Today, sequencing a piece of DNA often involves simply generating a product polymerase chain reaction that is then sent off to a sequencing facility, where a modified Sanger method is used to produce a sequence in a day or two. This is a far cry from the early days of 'in-laboratory' sequencing, when four dideoxy nucleotide–containing 'cocktails' (one for each base) and single-stranded M13 phage clones of the DNA of interest had to be prepared, and days were spent assembling a few hundred bases of contiguous sequence by reading 14- × 17-inch autoradiograms.

But such is the story of science and progress through technical achievements. Today's 'next-generation' sequencing technologies, such as 454 Life Sciences (Roche Diagnostics), have catapulted DNA sequencing to places not dreamed possible in 1977. These new methods can achieve upward of 20 million nucleotide bases of sequence in only a few hours, and an entire genome of any organism can be sequenced by a single researcher with only one preparation of DNA (assembling the first human genome sequences, in contrast, required 60 million sample preparations, 12 years and $2.7 billion dollars, for the National Institutes of Health–based effort). It was, in fact, the 454 technology that produced Watson's genome sequence for around $1 million dollars, a mark that will no doubt be surpassed by the present drive to produce a single genome sequence for as little as $1,000 (Science 311, 1544–1546 (2006)).

Such prospects are intriguing. But what will be done with the information contained in peoples' genomes? Do people want to know which diseases loom in their future? Even worldly James Watson had qualms about the information in his genome; he released nearly all the data to the public so comparisons could be made with the previous genome sequences, yet he balked at supplying information about his apolipoprotein E gene—mutations in which are known to predispose a person toward Alzheimer's disease.

Another possible drawback in gaining information about their genome is that people may increasingly think of their lives as being determined by their genes, lives in which choice is seen as secondary to 'biological destiny'. Such a scenario is not too difficult to imagine. People today talk about the genetic inevitability of 'intelligence', 'bad behavior', 'obesity', 'rowdiness' and 'attention deficit'. Often less discussed is the implicit assumption that such 'biological determinism' necessarily entails the diminished expectation of personal responsibility—would this be even more so in a future with much more genomic information?

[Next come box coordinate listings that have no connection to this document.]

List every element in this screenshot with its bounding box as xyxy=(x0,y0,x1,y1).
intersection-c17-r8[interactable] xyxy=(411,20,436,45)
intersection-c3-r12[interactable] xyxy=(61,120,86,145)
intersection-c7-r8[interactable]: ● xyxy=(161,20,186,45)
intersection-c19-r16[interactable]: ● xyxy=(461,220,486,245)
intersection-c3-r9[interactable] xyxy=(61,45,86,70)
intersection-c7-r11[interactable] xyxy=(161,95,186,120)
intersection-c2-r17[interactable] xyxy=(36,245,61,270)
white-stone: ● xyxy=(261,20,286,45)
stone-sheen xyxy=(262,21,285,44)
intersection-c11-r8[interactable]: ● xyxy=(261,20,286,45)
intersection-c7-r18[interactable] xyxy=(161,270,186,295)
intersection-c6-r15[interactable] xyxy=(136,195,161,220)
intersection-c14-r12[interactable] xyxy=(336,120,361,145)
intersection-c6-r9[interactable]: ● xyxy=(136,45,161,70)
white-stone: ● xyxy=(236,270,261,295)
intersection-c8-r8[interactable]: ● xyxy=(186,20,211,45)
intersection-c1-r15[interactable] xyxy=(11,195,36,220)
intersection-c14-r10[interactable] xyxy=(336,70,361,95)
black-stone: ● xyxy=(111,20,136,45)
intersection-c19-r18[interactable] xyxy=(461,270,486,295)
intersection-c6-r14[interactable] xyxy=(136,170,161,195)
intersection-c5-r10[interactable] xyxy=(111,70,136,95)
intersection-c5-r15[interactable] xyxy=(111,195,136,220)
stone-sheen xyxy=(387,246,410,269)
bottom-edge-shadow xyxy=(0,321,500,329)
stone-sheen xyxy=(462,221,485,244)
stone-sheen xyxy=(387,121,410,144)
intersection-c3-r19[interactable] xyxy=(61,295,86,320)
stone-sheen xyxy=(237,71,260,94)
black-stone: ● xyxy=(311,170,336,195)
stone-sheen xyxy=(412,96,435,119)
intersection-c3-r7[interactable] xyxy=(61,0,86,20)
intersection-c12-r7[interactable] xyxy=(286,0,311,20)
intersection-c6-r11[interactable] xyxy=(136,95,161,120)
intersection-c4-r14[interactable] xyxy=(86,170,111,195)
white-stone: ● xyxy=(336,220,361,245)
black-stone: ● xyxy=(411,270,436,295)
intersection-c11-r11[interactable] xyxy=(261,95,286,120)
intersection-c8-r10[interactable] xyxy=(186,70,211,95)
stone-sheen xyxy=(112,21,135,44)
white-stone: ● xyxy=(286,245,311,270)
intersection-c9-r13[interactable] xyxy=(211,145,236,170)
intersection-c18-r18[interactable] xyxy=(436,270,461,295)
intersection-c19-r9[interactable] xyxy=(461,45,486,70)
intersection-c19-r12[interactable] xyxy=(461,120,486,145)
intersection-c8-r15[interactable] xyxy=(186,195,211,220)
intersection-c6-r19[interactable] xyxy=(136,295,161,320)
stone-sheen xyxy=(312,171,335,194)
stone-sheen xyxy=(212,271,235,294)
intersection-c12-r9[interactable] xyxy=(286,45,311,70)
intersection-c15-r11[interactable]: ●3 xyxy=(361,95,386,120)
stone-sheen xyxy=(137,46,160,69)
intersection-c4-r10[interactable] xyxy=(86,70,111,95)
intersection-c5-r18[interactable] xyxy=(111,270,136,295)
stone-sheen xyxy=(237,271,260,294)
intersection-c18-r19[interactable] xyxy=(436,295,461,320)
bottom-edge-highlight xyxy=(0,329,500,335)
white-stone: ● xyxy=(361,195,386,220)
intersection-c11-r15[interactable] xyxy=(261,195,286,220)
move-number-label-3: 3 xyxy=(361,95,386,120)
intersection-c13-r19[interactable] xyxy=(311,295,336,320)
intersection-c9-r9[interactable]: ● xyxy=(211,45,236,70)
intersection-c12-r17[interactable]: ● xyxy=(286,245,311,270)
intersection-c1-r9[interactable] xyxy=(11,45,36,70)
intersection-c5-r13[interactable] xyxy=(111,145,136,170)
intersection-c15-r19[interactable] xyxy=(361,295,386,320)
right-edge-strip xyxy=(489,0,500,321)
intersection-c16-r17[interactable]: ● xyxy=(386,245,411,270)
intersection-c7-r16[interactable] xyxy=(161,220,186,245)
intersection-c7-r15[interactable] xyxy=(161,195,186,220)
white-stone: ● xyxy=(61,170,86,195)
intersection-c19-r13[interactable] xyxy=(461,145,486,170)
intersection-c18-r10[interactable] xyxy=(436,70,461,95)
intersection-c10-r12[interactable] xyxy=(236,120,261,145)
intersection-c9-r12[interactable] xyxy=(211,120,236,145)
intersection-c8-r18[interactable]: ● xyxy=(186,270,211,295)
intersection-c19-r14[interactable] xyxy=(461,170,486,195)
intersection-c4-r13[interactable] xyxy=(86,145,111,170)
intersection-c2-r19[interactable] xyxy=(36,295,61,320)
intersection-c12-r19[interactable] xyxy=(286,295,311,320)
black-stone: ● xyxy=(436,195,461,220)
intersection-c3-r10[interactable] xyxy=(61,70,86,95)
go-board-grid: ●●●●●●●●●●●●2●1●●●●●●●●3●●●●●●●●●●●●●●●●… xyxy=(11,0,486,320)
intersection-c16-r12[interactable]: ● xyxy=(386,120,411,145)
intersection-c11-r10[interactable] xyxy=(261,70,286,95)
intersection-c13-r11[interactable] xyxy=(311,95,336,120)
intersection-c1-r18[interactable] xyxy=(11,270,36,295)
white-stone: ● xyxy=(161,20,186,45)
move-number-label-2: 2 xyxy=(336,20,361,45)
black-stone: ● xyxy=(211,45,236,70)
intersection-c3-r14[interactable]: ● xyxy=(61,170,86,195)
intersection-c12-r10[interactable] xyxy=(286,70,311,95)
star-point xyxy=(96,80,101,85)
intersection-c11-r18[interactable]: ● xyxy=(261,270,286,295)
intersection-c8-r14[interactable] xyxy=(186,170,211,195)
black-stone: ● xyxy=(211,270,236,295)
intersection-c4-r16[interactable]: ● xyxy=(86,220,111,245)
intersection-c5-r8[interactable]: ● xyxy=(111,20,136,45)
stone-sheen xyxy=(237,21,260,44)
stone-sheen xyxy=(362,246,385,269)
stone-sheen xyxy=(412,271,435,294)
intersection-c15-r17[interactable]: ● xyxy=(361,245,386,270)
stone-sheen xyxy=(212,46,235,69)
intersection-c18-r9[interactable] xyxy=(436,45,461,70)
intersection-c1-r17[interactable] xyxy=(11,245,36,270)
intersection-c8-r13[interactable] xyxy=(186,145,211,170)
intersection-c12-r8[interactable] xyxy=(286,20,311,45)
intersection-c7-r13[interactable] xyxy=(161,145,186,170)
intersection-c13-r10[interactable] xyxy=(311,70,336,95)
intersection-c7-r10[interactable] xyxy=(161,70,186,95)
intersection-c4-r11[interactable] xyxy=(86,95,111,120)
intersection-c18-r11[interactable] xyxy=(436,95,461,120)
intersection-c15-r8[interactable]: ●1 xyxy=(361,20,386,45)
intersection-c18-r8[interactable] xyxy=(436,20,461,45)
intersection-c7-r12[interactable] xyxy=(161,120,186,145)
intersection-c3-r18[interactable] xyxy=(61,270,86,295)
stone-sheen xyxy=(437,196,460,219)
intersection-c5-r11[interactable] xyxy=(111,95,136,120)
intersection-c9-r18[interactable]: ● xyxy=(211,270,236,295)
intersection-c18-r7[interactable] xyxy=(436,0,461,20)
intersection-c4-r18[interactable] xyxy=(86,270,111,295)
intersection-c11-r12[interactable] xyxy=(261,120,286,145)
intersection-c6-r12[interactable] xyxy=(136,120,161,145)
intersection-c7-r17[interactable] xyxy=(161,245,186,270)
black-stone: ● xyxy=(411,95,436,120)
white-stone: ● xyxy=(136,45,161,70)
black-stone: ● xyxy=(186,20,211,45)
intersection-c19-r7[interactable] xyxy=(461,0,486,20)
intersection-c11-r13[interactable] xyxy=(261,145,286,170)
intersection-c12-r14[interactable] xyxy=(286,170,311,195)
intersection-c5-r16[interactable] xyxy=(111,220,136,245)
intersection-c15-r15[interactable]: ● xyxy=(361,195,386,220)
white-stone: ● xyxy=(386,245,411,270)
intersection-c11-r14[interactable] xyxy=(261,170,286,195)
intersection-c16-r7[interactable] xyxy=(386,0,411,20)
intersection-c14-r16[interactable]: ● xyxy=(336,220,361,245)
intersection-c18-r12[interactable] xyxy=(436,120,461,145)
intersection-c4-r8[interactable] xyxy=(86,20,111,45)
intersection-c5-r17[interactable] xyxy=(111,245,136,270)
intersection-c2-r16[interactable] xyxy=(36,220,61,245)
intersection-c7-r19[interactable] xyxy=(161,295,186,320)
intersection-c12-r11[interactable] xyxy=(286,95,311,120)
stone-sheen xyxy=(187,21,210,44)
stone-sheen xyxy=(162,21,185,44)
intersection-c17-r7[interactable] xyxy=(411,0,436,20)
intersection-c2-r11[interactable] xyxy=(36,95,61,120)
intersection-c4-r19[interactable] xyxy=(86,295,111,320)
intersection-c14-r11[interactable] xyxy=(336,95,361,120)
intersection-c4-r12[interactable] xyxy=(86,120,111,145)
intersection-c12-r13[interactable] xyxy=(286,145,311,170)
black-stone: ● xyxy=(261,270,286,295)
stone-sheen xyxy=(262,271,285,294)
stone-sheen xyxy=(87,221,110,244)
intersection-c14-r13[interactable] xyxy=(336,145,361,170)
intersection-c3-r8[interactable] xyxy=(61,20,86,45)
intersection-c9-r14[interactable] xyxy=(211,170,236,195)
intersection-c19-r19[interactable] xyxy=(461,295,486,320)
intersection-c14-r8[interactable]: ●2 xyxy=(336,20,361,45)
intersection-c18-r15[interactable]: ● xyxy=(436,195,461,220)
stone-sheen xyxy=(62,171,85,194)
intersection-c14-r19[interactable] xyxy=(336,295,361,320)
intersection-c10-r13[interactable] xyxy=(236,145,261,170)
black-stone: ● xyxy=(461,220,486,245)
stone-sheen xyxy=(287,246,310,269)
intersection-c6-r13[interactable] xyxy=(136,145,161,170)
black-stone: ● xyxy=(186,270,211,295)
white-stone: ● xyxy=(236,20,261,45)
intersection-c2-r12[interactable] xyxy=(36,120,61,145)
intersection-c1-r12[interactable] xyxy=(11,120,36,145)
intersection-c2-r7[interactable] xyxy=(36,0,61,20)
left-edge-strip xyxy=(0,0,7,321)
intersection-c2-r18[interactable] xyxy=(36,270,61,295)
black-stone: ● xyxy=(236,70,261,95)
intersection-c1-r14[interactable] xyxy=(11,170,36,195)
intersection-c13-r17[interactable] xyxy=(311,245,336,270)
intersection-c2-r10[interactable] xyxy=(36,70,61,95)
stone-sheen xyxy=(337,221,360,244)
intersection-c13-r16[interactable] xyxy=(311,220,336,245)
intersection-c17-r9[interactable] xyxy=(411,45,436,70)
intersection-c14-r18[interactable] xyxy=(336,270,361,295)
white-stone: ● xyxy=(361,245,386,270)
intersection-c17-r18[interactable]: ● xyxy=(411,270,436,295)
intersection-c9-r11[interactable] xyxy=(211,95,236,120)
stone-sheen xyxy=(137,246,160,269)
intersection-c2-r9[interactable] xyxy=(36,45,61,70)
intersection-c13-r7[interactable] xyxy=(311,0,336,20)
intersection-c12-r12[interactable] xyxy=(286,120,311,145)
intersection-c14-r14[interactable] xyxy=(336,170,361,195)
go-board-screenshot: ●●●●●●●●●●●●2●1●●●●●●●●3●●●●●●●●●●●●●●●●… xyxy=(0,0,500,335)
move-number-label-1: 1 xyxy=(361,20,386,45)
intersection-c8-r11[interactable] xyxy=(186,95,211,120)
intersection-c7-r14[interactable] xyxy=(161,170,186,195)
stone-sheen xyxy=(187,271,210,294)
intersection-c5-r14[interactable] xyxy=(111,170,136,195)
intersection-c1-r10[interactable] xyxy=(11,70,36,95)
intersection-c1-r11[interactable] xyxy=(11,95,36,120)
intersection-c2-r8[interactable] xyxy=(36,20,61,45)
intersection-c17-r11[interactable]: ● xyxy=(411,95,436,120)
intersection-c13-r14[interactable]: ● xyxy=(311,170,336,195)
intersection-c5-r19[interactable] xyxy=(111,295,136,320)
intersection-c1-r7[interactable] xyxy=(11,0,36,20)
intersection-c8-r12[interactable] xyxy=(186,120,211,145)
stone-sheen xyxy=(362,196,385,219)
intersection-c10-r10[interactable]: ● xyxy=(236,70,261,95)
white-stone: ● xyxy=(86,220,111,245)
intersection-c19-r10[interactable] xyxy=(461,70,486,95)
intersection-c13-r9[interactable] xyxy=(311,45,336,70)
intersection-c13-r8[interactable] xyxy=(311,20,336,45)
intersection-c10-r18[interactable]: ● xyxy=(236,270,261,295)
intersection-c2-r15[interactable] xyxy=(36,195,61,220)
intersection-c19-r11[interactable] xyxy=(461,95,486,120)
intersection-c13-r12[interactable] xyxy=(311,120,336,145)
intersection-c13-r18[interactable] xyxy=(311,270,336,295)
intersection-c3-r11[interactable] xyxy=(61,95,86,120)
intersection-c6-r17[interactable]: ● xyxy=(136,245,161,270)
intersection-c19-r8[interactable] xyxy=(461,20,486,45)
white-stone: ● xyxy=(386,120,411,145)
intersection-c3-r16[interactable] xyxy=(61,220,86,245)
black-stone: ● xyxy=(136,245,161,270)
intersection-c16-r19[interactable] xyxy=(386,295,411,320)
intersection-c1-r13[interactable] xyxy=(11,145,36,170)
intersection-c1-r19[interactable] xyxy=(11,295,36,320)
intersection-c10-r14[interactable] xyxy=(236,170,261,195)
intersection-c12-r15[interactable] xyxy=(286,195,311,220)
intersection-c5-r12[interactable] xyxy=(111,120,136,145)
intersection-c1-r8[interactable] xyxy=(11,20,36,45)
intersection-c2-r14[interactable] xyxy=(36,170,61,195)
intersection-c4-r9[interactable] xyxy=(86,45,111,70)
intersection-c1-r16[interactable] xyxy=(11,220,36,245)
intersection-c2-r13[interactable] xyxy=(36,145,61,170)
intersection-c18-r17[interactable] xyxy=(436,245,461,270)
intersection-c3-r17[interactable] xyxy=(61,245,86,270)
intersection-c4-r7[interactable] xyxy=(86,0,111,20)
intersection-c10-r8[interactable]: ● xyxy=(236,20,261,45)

Reflecting on 'beginning of modern sequencing' in 1977 honors the scientists who made lasting contributions to the understanding of genomes. Yet we hope that the reflection also stirs a thought or two about how genomic information will be used. 'Knowledge is power' has perhaps few better examples than the day of the $1,000 genome. The status of key genes could have considerable consequences for peoples' lives, with the knowledge that diseases such as arthritis, lupus and leukemia are 'encoded' by their DNA. How much about this do people really want to know?